Thursday, August 26, 2010
Worth a Look & Closing this Weekend
A couple of shows I'd recommend dropping by before they close this weekend:
Kunstkammer/Wunderkammer at Interaccess has already had some good reviews from David Balzer and RM Vaughan, but I'll put my two cents in as well and say that there are a couple of standout works that make this worth a drop-by. The first is Philippe Blanchard's Cave Rave, which projects that common Apple-computer "starburst" screensaver onto a painted scene of celebrating cavemen. The genius of this piece was that at first I didn't recognize the screensaver, and saw it anew as a kind of mystic, dancing flame. (Having seen Blanchard's other works recently at Angell Gallery and 47, I'd say he's one to watch.) Jo SiMalaya Alcampo's installation Singing Plants Reconstruct Memory is also neat. In it, houseplants niftily become a kind of technological interface or touchscreen--touch a leaf, and sound is projected into the space; same with a particular plant and video.
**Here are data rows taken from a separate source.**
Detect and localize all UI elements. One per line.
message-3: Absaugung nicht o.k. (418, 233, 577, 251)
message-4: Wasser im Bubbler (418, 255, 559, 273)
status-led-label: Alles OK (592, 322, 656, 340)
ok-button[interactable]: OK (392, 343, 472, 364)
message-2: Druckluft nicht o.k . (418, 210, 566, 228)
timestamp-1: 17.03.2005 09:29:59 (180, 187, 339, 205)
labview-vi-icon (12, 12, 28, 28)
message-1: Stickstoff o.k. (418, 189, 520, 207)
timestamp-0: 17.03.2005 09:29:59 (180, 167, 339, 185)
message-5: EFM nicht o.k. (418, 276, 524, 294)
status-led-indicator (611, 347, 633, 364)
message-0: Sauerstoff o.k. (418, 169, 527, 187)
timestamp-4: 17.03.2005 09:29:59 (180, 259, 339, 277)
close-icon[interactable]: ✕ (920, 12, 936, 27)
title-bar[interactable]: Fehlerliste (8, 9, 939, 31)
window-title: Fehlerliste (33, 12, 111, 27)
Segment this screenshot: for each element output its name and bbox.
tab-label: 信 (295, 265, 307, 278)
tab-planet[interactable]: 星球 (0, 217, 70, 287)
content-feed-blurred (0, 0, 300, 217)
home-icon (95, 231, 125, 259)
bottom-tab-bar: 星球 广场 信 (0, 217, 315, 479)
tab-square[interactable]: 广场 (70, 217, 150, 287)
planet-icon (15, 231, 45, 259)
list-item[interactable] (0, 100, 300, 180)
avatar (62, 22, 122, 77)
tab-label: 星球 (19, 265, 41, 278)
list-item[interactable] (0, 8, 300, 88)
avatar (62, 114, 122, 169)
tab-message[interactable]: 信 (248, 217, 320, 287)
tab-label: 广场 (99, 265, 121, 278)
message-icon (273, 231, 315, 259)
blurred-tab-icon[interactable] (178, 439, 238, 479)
Also cool, if not actually in the gallery: Torontron, a vintage 1982 arcade game cabinet that has been "retrofitted to play six indie video games by local developers." You can find it at the bottom of the Interaccess stairwell.
The Storyteller at the AGO. I didn't sit through all the videos in this show that's loosely structured around narrative strategies, but I'm very glad I saw Montrealer Emanuel Licha's War Tourist in the Suburbs of Paris and Michael Rakowitz's Return. Both address complex political issues and armed conflict in ways that bring you closer to the people who are going through same. Really remarkable personal tales that help us see wider phenomena more keenly. I had actually hoped to mention this show when I reviewed Drama & Desire, because it's my understanding that many of the paintings in Drama & Desire had also originally hoped to use storytelling (often more mythic than particular, granted) to point to (or take a stance on) key political issues of the day. Anyway, those two works are highly recommended—I can't believe no Canadian museum (or even mid-scale "contemporary art centre") has offered Licha a solo show yet given the incredible reach and ambition of his War Tourist series. But that's what his online CV still indicates.